Algerian military personnel

Abdelghani Hamel (Arabic: عبدالغني هامل) is an Algerian politician and military figure who served as the Director-General of National Security of Algeria from 2010 to 2018.

== Biography ==
Hamel was born on July 3, 1955, in Sabra, Algeria. He holds a degree in computer science from the National School of Computer Science and a master's degree in strategic studies and international studies.
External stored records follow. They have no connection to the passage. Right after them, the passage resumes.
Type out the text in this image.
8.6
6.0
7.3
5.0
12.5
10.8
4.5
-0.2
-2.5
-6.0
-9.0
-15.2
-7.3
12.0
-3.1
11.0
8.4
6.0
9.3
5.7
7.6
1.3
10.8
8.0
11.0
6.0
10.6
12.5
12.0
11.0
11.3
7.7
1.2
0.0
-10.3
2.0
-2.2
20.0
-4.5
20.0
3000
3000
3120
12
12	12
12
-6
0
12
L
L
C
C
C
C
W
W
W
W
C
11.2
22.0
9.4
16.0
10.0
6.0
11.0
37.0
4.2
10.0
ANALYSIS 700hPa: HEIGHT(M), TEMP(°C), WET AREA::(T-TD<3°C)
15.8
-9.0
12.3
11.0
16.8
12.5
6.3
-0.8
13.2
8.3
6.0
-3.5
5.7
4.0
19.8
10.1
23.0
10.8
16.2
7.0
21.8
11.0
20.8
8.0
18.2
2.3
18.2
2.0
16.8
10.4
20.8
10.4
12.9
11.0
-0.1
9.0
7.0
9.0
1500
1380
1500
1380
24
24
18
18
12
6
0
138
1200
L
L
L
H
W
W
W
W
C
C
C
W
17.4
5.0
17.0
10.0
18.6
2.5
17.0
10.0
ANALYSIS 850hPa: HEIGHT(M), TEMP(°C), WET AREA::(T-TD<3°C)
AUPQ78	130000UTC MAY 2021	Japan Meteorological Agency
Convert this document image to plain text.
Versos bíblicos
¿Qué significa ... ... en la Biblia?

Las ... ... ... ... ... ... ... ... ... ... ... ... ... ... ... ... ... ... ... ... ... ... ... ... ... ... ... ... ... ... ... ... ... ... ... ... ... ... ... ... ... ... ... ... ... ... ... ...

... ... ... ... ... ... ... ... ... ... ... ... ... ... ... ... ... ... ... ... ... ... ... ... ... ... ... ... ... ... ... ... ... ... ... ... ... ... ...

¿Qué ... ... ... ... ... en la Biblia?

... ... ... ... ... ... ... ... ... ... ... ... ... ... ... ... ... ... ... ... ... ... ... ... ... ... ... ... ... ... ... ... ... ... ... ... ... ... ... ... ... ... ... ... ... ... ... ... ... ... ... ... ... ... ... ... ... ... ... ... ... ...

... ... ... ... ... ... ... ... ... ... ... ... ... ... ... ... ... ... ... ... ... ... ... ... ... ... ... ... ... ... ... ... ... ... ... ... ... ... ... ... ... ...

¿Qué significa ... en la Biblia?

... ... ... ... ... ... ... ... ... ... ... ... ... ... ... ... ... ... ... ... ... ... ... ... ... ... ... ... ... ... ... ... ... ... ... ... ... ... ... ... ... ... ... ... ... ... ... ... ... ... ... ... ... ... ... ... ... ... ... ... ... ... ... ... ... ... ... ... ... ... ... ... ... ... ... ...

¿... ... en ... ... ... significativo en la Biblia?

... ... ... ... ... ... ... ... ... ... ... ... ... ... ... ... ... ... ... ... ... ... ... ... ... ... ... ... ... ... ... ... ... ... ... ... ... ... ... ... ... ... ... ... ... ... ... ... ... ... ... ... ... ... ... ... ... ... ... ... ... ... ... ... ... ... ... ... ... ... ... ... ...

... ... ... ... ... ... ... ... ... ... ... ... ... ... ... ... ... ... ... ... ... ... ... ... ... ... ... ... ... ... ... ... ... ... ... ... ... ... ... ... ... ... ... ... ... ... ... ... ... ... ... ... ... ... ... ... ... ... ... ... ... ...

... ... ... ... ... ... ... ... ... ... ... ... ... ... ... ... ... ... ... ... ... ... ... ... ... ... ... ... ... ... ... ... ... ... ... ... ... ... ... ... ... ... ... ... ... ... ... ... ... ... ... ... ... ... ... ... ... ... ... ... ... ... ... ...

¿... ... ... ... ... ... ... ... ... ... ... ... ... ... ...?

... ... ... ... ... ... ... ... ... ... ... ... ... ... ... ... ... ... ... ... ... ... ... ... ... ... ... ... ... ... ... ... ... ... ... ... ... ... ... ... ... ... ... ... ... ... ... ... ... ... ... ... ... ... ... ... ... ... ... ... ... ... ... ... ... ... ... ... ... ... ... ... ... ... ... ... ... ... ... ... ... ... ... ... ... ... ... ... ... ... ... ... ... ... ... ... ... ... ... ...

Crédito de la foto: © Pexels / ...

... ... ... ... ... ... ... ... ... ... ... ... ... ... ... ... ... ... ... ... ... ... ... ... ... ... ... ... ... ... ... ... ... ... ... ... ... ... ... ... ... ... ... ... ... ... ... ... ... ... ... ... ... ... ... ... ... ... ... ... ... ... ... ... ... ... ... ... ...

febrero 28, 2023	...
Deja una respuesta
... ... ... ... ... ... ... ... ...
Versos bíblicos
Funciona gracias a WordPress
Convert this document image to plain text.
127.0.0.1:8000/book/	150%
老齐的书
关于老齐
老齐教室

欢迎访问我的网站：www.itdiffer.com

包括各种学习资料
Hamel had a 37-year career in the Algerian People's National Army (ANP) in the Gendarmerie Nationale. He served as chief of staff of the 6th Regional Command of the National Gendarmerie of Tamanrasset and served in Ghardaïa. He later served as the head of the public security division at the National Gendarmerie in Algiers, and later regional commander of the National Gendarmerie in Oran. He then served as the head of the border guard force between 2004 and 2005.

In 2008, Hamel was promoted to the commander of Republican Guard by Abdelaziz Bouteflika. Hamel was also promoted to major general that year. He held the position of Republican Guard commander until 2010.

On July 28, 2010, he was appointed head of the General Directorate of National Security (DGSN), Algeria's police force, succeeding Colonel Ali Tounsi. He was dismissed as head of the DGSN in 2018, being succeeded by Colonel Mustapha El-Habiri.

== Illicit activities ==
On April 27, 2019, Hamel and his son were summoned by Algerian judicial authorities on the count of “illegal activities, influence peddling, misappropriation of land and misuse of office”. On July 4, 2019, Hamel and his son were summoned in a court in Sidi M'Hamed. The two were questioned by a prosecutor and imprisoned in El Harrach prison temporarily.

Hamel was sentenced to 15 years in prison on April 1, 2020 along with a heavy fine for several corruption cases that occurred during his tenure. This was reduced to 12 years with an appeal. His children Amiar, Chafik, Mourad, and Chahinaz were sentenced to ten, eight, seven, and three years in prison respectively. These sentences were all reduced to eight, six, five, and one year respectively. Hamel's wife, Annani Salima, was sentenced to two years in prison. His family's assets were confiscated.

In June 2020, Hamel was sentenced to 12 years in prison for "misappropriation of agricultural land and influence peddling", but this was declared null and void in April 2022. In another case, he was sentenced to four years in prison for "abuse of office and laundering public money for the financing of terrorist groups, under the guise of purchasing real estate" but he was acquitted in November 2021.

In October 2020, during a case involving Bouteflika's daughter Nachinachi Zoulikha, Hamel was sentenced to ten years in prison. Hamel's assets were confiscated in 2021.